Stemming from the European Green Deal, the European Chemicals Strategy for Sustainability (October 2020) and the EU Farm to Fork strategy (May 2020) promised strong EU actions to curb the production and use of chemicals harmful to health and minimise people’s exposure for increased disease prevention. Flagship measures included proposals for revisions of the REACH and CLP regulations, two pillars of EU chemicals legislation by end of 2022, and the Sustainable Use of Pesticides Directive (SUR)

Together these reforms for industrial chemicals and pesticides, if well-crafted, can make significant shifts in the way Europe manages the production and release of chemicals. This would be a groundbreaking opportunity for the EU to be a leader in disease prevention.

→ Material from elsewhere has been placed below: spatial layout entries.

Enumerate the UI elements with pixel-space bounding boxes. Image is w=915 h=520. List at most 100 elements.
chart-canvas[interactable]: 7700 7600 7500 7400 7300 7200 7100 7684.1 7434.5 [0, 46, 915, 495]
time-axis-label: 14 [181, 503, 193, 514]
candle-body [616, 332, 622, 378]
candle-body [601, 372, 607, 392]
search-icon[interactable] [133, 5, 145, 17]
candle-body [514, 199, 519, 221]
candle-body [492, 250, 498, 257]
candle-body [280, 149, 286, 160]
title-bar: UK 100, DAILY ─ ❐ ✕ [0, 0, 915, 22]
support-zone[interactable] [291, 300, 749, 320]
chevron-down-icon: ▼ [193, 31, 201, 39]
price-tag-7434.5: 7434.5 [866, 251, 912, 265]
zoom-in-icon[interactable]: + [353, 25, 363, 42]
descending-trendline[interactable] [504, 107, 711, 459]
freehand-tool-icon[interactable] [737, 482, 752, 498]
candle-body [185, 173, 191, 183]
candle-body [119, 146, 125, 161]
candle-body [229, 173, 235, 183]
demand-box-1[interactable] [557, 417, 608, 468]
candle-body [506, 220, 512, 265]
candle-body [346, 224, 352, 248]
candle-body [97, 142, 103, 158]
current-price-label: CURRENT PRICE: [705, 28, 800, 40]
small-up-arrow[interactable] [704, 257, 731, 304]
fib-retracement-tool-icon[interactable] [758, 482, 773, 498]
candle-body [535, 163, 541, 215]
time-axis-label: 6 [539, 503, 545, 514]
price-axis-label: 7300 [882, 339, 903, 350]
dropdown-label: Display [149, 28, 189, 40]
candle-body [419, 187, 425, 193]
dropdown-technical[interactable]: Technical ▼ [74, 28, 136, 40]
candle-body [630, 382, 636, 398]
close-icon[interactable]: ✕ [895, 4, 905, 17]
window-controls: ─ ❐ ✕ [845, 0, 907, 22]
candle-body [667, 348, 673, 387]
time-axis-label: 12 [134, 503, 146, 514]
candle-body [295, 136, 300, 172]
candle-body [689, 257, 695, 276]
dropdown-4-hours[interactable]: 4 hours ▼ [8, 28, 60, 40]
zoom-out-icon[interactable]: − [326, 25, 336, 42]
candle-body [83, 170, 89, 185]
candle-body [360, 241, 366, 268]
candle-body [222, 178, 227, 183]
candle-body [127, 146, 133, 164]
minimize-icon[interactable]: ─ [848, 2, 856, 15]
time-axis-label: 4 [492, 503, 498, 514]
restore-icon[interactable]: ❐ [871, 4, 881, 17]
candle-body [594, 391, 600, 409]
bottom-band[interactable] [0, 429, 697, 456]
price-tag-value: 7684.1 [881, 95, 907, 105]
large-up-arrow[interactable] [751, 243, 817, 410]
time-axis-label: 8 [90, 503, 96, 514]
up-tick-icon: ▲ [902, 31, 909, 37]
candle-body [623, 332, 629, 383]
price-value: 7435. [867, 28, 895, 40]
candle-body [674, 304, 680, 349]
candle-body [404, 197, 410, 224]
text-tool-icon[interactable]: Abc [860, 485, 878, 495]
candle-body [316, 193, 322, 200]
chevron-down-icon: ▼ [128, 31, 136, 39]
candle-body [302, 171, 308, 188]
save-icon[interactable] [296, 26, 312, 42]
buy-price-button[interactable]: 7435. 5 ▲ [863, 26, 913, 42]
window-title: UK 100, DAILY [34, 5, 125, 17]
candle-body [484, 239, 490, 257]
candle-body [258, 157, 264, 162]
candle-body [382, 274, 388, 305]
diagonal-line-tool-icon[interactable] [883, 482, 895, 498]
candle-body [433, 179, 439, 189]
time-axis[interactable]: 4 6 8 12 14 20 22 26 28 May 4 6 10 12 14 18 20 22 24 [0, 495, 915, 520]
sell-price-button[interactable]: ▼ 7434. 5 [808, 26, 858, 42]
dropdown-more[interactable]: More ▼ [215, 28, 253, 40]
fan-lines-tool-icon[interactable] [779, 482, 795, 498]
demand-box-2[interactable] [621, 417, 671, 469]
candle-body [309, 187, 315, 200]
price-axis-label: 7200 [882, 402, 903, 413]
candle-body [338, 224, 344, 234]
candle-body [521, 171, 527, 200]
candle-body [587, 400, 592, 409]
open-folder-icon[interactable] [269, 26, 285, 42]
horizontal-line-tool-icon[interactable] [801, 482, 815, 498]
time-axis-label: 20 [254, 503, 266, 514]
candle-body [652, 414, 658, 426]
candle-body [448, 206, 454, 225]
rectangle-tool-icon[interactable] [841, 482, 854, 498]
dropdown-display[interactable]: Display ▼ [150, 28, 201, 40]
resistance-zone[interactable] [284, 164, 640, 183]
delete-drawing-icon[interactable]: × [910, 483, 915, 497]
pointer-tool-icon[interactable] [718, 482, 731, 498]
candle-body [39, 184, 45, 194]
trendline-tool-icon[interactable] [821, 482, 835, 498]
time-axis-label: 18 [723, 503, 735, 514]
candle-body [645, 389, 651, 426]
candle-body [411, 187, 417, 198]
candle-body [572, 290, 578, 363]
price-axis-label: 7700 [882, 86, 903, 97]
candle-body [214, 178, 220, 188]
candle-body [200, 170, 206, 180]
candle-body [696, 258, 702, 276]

Yet, all those reforms have been delayed. Most recently, the European Commission’s decision to postpone the publication of the REACH reform proposal to the fourth quarter of 2023 raises serious doubts that the EU executive realises the extent and urgency of the problem and questions its commitment to its own objectives and work plan under the EU Green Deal.

Any delay to the promised reforms of EU chemicals legislation are a lost opportunity for disease prevention, and therefore not optional. Every day counts when protecting health against toxic chemical pollution. We call on the European Parliament and governments to hold the EU Commission accountable to its promises made in the EU Green Deal and release REACH in early 2023,” says Génon K. Jensen, Executive Director at HEAL.  

HEAL and its members ask national governments to:

  • Urge the European Commission to deliver the promised reforms of the REACH and CLP regulations as soon as possible. These reforms are not optional, but crucial for public health and a healthy economy. 
  • Support the Commission’s proposal for the Regulation for the Sustainable Use of Plants Protection Products (SUR) to help reduce Europe’s much-needed dependence on pesticides.